Late for your use case, but wanted to put it out there for others. This is an excellent step-by-step guide on how to reindex an Elasticsearch index using Logstash version 1.5 while maintaining the integrity of the original data: http://david.pilato.fr/blog/2015/05/20/reindex-elasticsearch-with-logstash/

This is the logstash-simple.conf the author creates:

Input {
  # We read from the "old" cluster
  elasticsearch {
    hosts => [ "localhost" ]
    port => "9200"
    index => "index"
    size => 500
    scroll => "5m"
    docinfo => true
  }
}

filter {
  mutate {
    remove_field => [ "@timestamp", "@version" ]
  }
}

output {
  # We write to the "new" cluster
  elasticsearch {
    host => "localhost"
    port => "9200"
    protocol => "http"
    index => "new_index"
    index_type => "%{[@metadata][_type]}"
    document_id => "%{[@metadata][_id]}"
  }
  # We print dots to see it in action
  stdout {
    codec => "dots"
  }
0
votes

There are a few options for you:

use logstash - it's very easy to create a reindex config in logstash and use that to reindex your documents. for example:

input {
  elasticsearch {
    hosts => [ "localhost" ]
    port => "9200"
    index => "index1"
    size => 1000
    scroll => "5m"
    docinfo => true
  }
}


output {
  elasticsearch {
    host => "localhost"
    port => "9200"
    protocol => "http"
    index => "index2"
    index_type => "%{[@metadata][_type]}"
    document_id => "%{[@metadata][_id]}"
  }
}

The problem with this approach that it'll be relatively slow since you'll have only a single machine that peforms the reindexing process.

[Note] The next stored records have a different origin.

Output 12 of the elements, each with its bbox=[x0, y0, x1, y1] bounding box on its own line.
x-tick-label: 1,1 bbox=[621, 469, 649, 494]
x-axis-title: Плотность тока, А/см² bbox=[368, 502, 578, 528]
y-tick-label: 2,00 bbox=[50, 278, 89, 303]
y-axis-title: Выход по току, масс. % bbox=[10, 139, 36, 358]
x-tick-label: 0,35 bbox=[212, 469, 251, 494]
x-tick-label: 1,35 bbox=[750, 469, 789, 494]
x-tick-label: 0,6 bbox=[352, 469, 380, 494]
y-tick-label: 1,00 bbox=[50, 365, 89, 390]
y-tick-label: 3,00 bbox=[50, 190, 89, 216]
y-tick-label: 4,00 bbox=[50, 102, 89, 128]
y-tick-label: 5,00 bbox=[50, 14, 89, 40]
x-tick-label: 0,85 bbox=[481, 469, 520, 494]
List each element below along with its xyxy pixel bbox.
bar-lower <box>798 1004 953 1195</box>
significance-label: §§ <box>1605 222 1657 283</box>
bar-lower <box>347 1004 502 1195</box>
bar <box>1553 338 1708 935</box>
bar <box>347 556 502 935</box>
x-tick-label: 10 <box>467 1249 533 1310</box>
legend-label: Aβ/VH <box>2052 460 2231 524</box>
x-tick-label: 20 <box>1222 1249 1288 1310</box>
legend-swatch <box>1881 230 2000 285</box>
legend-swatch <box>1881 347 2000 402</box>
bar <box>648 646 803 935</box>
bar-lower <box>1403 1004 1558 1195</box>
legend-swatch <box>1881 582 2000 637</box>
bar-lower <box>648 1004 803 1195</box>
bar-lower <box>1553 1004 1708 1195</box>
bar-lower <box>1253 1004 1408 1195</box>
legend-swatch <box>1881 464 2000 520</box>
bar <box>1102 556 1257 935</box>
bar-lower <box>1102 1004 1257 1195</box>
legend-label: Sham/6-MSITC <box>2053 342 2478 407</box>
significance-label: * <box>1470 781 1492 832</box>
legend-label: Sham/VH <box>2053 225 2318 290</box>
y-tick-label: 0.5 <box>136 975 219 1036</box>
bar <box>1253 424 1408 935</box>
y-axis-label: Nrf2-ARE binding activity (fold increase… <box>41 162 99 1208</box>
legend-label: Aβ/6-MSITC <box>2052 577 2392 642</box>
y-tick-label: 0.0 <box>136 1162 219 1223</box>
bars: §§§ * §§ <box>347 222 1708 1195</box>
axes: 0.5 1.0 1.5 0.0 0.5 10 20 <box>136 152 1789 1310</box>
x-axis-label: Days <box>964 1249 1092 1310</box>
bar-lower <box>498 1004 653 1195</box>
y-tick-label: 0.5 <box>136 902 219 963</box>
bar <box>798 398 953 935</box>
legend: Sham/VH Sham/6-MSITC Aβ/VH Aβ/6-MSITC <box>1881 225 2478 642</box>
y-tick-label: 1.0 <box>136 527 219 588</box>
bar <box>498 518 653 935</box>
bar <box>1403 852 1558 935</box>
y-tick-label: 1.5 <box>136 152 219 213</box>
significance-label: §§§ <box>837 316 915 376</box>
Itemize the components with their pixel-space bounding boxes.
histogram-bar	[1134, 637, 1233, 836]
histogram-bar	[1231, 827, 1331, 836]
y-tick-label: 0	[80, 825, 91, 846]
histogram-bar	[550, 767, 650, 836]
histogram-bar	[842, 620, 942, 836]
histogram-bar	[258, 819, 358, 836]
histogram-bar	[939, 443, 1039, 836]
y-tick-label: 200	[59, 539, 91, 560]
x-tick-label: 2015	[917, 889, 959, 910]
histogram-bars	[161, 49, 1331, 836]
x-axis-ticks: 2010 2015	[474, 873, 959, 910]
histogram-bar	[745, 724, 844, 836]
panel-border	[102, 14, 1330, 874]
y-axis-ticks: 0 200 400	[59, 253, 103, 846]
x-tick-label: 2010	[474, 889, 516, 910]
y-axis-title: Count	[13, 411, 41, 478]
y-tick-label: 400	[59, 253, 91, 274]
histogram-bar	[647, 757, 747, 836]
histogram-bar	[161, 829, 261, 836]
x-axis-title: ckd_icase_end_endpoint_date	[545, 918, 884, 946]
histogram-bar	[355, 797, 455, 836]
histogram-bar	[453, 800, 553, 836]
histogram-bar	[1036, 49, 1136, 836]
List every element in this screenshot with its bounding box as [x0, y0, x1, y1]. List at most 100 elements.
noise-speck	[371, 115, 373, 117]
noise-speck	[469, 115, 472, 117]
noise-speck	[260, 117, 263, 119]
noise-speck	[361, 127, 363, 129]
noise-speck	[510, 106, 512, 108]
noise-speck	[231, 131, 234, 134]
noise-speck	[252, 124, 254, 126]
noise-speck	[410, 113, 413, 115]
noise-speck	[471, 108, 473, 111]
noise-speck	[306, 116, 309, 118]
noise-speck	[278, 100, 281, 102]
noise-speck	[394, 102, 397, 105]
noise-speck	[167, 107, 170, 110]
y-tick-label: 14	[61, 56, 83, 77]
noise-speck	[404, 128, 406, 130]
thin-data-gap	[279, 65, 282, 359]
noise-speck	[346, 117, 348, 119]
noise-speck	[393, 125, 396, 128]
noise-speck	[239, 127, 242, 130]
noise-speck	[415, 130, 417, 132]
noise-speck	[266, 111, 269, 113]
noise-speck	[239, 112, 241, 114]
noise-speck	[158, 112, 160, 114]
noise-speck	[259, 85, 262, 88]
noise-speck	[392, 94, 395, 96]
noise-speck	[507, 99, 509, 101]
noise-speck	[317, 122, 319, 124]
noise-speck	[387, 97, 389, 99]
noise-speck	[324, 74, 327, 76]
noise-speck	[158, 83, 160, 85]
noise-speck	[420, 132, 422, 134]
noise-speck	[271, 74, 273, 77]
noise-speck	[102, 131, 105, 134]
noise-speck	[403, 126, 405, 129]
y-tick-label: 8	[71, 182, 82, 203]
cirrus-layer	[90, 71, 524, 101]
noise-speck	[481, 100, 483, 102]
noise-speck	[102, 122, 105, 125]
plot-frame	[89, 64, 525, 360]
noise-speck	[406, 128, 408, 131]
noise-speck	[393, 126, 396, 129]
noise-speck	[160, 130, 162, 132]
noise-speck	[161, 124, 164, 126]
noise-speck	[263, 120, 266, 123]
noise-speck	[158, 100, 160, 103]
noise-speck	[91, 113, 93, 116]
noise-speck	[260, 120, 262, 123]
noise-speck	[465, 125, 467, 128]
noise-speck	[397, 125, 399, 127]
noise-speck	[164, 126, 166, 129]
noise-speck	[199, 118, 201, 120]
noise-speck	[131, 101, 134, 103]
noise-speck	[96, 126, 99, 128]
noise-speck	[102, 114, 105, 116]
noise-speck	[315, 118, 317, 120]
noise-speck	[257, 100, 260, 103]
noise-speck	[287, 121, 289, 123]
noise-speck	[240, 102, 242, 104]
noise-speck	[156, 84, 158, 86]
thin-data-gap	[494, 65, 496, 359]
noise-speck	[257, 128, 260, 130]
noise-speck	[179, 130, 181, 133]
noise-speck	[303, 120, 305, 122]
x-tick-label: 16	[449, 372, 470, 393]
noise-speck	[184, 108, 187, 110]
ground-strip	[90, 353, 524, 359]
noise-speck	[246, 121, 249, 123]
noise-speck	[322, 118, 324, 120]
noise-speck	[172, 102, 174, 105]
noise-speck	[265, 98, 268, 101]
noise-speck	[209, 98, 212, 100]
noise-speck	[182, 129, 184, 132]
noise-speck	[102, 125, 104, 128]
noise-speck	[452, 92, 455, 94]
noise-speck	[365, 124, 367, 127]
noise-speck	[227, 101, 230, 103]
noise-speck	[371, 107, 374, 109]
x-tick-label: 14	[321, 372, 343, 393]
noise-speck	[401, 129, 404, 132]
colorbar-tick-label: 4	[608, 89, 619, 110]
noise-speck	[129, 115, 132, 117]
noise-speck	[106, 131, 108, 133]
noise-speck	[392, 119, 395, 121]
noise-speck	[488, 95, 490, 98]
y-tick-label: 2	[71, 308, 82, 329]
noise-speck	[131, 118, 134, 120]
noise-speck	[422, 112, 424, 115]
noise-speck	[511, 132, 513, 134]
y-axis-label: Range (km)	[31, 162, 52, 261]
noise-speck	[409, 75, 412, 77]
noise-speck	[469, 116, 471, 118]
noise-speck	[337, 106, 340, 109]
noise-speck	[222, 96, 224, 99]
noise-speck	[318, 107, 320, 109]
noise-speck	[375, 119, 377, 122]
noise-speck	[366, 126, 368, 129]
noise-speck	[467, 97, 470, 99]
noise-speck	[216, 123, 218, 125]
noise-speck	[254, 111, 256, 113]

another option, use this tool. It'll be faster than logstash but you'll have to provide a segmentation logic for all your documents to speed up the processing. For example, if you have a numeric fields whose values range from 1 - 100, then you could segment the queries in the tool for, maybe, 10 intervals (1 - 10, 11 - 20, ... 91 - 100), so the tool will spawn up 10 indexers that will work in parallel reindexing your old index.